Bob started his talk by very briefly covering the basic physics of neutrons. 

Atoms have a tiny central nucleus with electrons whizzing around outside it. The electrons are fundamental particles. However, the nucleus is made from collections of two smaller particles: protons and neutrons.  They have very similar masses, but the proton has a positive charge whereas the neutron is not charged (hence the name neutron – neutral). The neutron helps keep the nucleus together.  They were first discovered by James Chadwick in 1932 following observation by Bothe on bombarding beryllium with alpha particles.

Bob mentioned the DeBroglie wavelength expression for neutron waves much to the mystification of much of his audience; in order to show how neutrons can be used to jostle particles.  Neutron diffraction or elastic neutron scattering is the application of neutron scattering to the determination of the atomic and/or magnetic structure of a material. A sample to be examined is placed in a beam of thermal or cold neutrons to obtain a diffraction pattern that provides information of the structure of the material. The technique is similar to X-ray diffraction but due to their different scattering properties, neutrons and X-rays provide complementary information: X-Rays are suited for superficial analysis, strong x-rays from synchrotron radiation are suited for shallow depths or thin specimens, while neutrons having high penetration depth are suited for bulk samples.

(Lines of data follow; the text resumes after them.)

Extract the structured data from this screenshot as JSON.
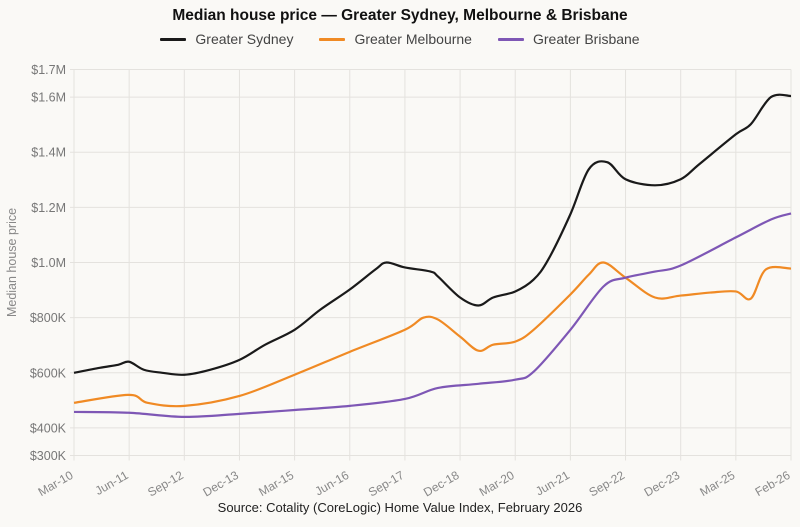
{
  "chart_data": {
    "type": "line",
    "title": "Median house price — Greater Sydney, Melbourne & Brisbane",
    "ylabel": "Median house price",
    "xlabel": "",
    "source": "Source: Cotality (CoreLogic) Home Value Index, February 2026",
    "ylim": [
      300,
      1700
    ],
    "y_unit": "thousand AUD",
    "y_ticks": [
      {
        "value": 300,
        "label": "$300K"
      },
      {
        "value": 400,
        "label": "$400K"
      },
      {
        "value": 600,
        "label": "$600K"
      },
      {
        "value": 800,
        "label": "$800K"
      },
      {
        "value": 1000,
        "label": "$1.0M"
      },
      {
        "value": 1200,
        "label": "$1.2M"
      },
      {
        "value": 1400,
        "label": "$1.4M"
      },
      {
        "value": 1600,
        "label": "$1.6M"
      },
      {
        "value": 1700,
        "label": "$1.7M"
      }
    ],
    "x_ticks": [
      {
        "date": "2010-03",
        "label": "Mar-10"
      },
      {
        "date": "2011-06",
        "label": "Jun-11"
      },
      {
        "date": "2012-09",
        "label": "Sep-12"
      },
      {
        "date": "2013-12",
        "label": "Dec-13"
      },
      {
        "date": "2015-03",
        "label": "Mar-15"
      },
      {
        "date": "2016-06",
        "label": "Jun-16"
      },
      {
        "date": "2017-09",
        "label": "Sep-17"
      },
      {
        "date": "2018-12",
        "label": "Dec-18"
      },
      {
        "date": "2020-03",
        "label": "Mar-20"
      },
      {
        "date": "2021-06",
        "label": "Jun-21"
      },
      {
        "date": "2022-09",
        "label": "Sep-22"
      },
      {
        "date": "2023-12",
        "label": "Dec-23"
      },
      {
        "date": "2025-03",
        "label": "Mar-25"
      },
      {
        "date": "2026-02",
        "label": "Feb-26"
      }
    ],
    "grid": true,
    "legend_position": "top-center",
    "series": [
      {
        "name": "Greater Sydney",
        "color": "#1a1a1a",
        "points": [
          [
            "2010-03",
            600
          ],
          [
            "2010-10",
            618
          ],
          [
            "2011-03",
            629
          ],
          [
            "2011-06",
            640
          ],
          [
            "2011-10",
            611
          ],
          [
            "2012-03",
            600
          ],
          [
            "2012-09",
            593
          ],
          [
            "2013-04",
            611
          ],
          [
            "2013-12",
            647
          ],
          [
            "2014-07",
            702
          ],
          [
            "2015-03",
            756
          ],
          [
            "2015-10",
            829
          ],
          [
            "2016-06",
            902
          ],
          [
            "2017-01",
            975
          ],
          [
            "2017-04",
            1000
          ],
          [
            "2017-09",
            982
          ],
          [
            "2018-04",
            967
          ],
          [
            "2018-06",
            949
          ],
          [
            "2018-12",
            873
          ],
          [
            "2019-05",
            844
          ],
          [
            "2019-09",
            873
          ],
          [
            "2020-03",
            895
          ],
          [
            "2020-08",
            938
          ],
          [
            "2020-12",
            1011
          ],
          [
            "2021-06",
            1175
          ],
          [
            "2021-11",
            1338
          ],
          [
            "2022-04",
            1364
          ],
          [
            "2022-09",
            1302
          ],
          [
            "2023-05",
            1280
          ],
          [
            "2023-12",
            1302
          ],
          [
            "2024-05",
            1356
          ],
          [
            "2025-03",
            1465
          ],
          [
            "2025-06",
            1502
          ],
          [
            "2025-10",
            1600
          ],
          [
            "2026-02",
            1604
          ]
        ]
      },
      {
        "name": "Greater Melbourne",
        "color": "#f08a24",
        "points": [
          [
            "2010-03",
            491
          ],
          [
            "2011-06",
            520
          ],
          [
            "2011-11",
            491
          ],
          [
            "2012-09",
            480
          ],
          [
            "2013-12",
            516
          ],
          [
            "2015-03",
            593
          ],
          [
            "2016-06",
            676
          ],
          [
            "2017-09",
            756
          ],
          [
            "2018-02",
            800
          ],
          [
            "2018-06",
            793
          ],
          [
            "2018-12",
            731
          ],
          [
            "2019-05",
            680
          ],
          [
            "2019-09",
            702
          ],
          [
            "2020-03",
            713
          ],
          [
            "2020-08",
            756
          ],
          [
            "2021-06",
            884
          ],
          [
            "2021-11",
            956
          ],
          [
            "2022-03",
            1000
          ],
          [
            "2022-09",
            945
          ],
          [
            "2023-05",
            873
          ],
          [
            "2023-12",
            880
          ],
          [
            "2024-08",
            891
          ],
          [
            "2025-03",
            895
          ],
          [
            "2025-06",
            869
          ],
          [
            "2025-09",
            975
          ],
          [
            "2026-02",
            978
          ]
        ]
      },
      {
        "name": "Greater Brisbane",
        "color": "#7e57b5",
        "points": [
          [
            "2010-03",
            458
          ],
          [
            "2011-06",
            455
          ],
          [
            "2012-09",
            440
          ],
          [
            "2013-12",
            451
          ],
          [
            "2015-03",
            465
          ],
          [
            "2016-06",
            480
          ],
          [
            "2017-09",
            505
          ],
          [
            "2018-06",
            545
          ],
          [
            "2019-05",
            560
          ],
          [
            "2020-03",
            575
          ],
          [
            "2020-08",
            604
          ],
          [
            "2021-06",
            756
          ],
          [
            "2022-03",
            913
          ],
          [
            "2022-09",
            945
          ],
          [
            "2023-05",
            967
          ],
          [
            "2023-12",
            989
          ],
          [
            "2025-03",
            1091
          ],
          [
            "2025-10",
            1156
          ],
          [
            "2026-02",
            1178
          ]
        ]
      }
    ]
  }
}
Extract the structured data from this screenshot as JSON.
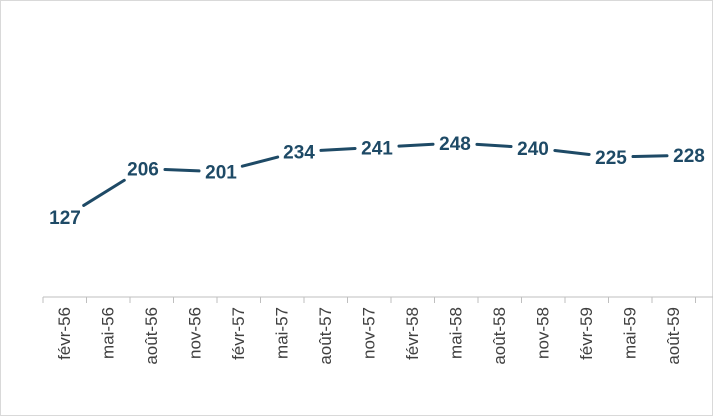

This means that steel castings can be examined to “see” their atomic structure and Bob had been involved with examining railway lines after a recent Reading rail crash as well as carriage wheels that proved to have been incorrectly designed.

From its start in 1940’s neutron radiography has been used increasingly in different areas of “science”.  In the 1950’s it was physicist that used it; in 1960’s chemists became interested; in 1970’s biologists and engineers were using it and since 1990’s all branches of science are using it and it has tremendous social implications.

This radiography required a source of neutrons and these came from nuclear reactors.  In 1990’s there was a fear of a “neutron drought” as reactors were closed down.  Today spallation sources are used.  Bob was much involved in trying to have such a facility constructed at Burn near Selby.  It would have brought much research and jobs to the region for decades to come.  The cost was about the same as staging an Olympic Games. Guess which one got the money?

Whilst the talk required concentration by the audience, it was lavishly illustrated by superb and wonderfully colourful illustrations and gave an insight into a major area of science that the writer of this blog was very ignorant of.  As a Club, we are very lucky to have had Bob educate us in such a pleasing way.